Paper presented at the 35th International Cryptology Conference (2015).

Kai-Min Chung

Author Affiliations
  • Institute of Information Science, Academia Sinica

This report summarizes our works on zero-knowledge (ZK) proofs in past years. ZK proofs is a fundamental primitive in cryptography that allows a party (called the Prover) to convince another party (called the Verifier) that a given claim is true without revealing any additional introduction. For example, an agent can prove that he has the right to enter a building without revealing his identity or password. Paradoxical as it may sound, it is extremely useful and has pervasive applications in cryptography.
Most ZK constructions are “black-box,” but black-box constructions cannot achieve several stronger notions of ZK proofs (see Figures). Achieving such notions are often long-standing open problems.

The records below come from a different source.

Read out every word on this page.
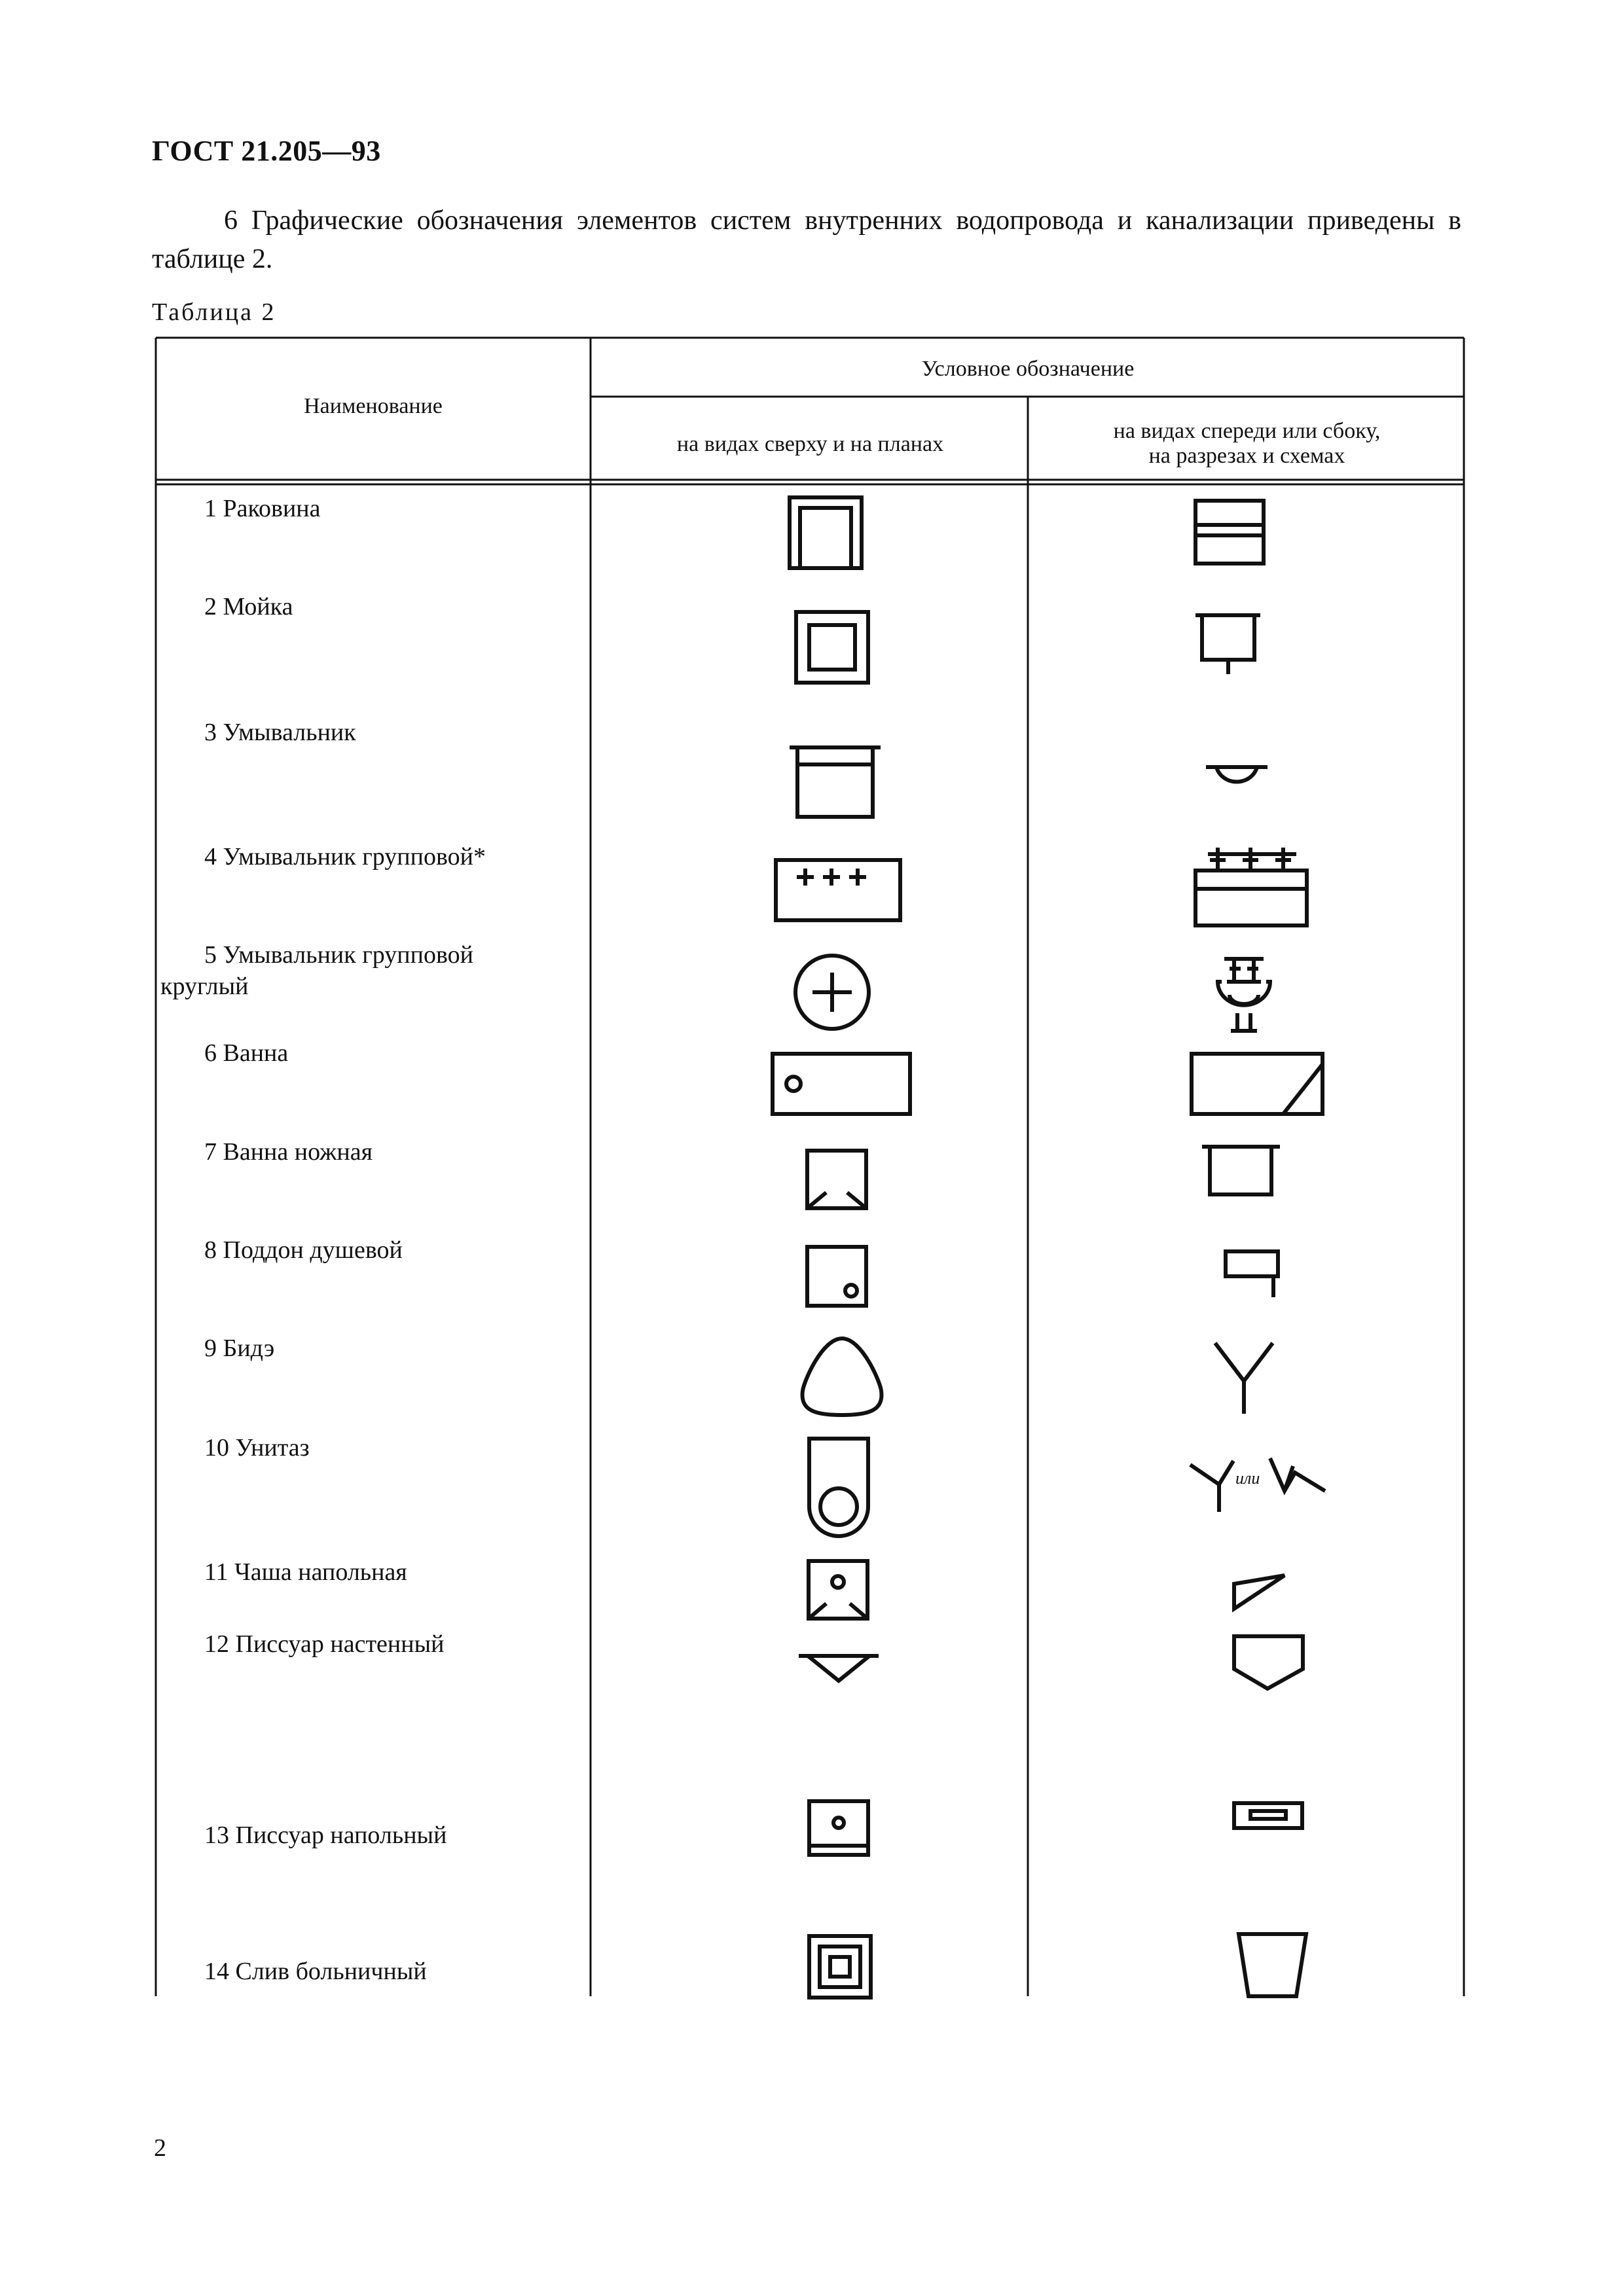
ГОСТ 21.205—93
6 Графические обозначения элементов систем внутренних водопровода и канализации приведены в таблице 2.
Таблица 2
Наименование
Условное обозначение
на видах сверху и на планах
на видах спереди или сбоку,
на разрезах и схемах
1 Раковина
2 Мойка
3 Умывальник
4 Умывальник групповой*
5 Умывальник групповой круглый
6 Ванна
7 Ванна ножная
8 Поддон душевой
9 Бидэ
10 Унитаз
11 Чаша напольная
12 Писсуар настенный
13 Писсуар напольный
14 Слив больничный
2
или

Our works develop non-black-box techniques to bypass such limit, and achieve the following two notions of ZK proofs: (i) constant round concurrent ZK proofs from indistinguishability obfuscation (the paper cited below), and (ii) simultaneously resettable ZK proofs from the minimal assumption of one-way functions (published in FOCS 2013).

zero-knowledge proofs
(Left) zero-knowledge proofs,ZK. (Middle) concurrent ZK. (Right) simultaneously resettable ZK.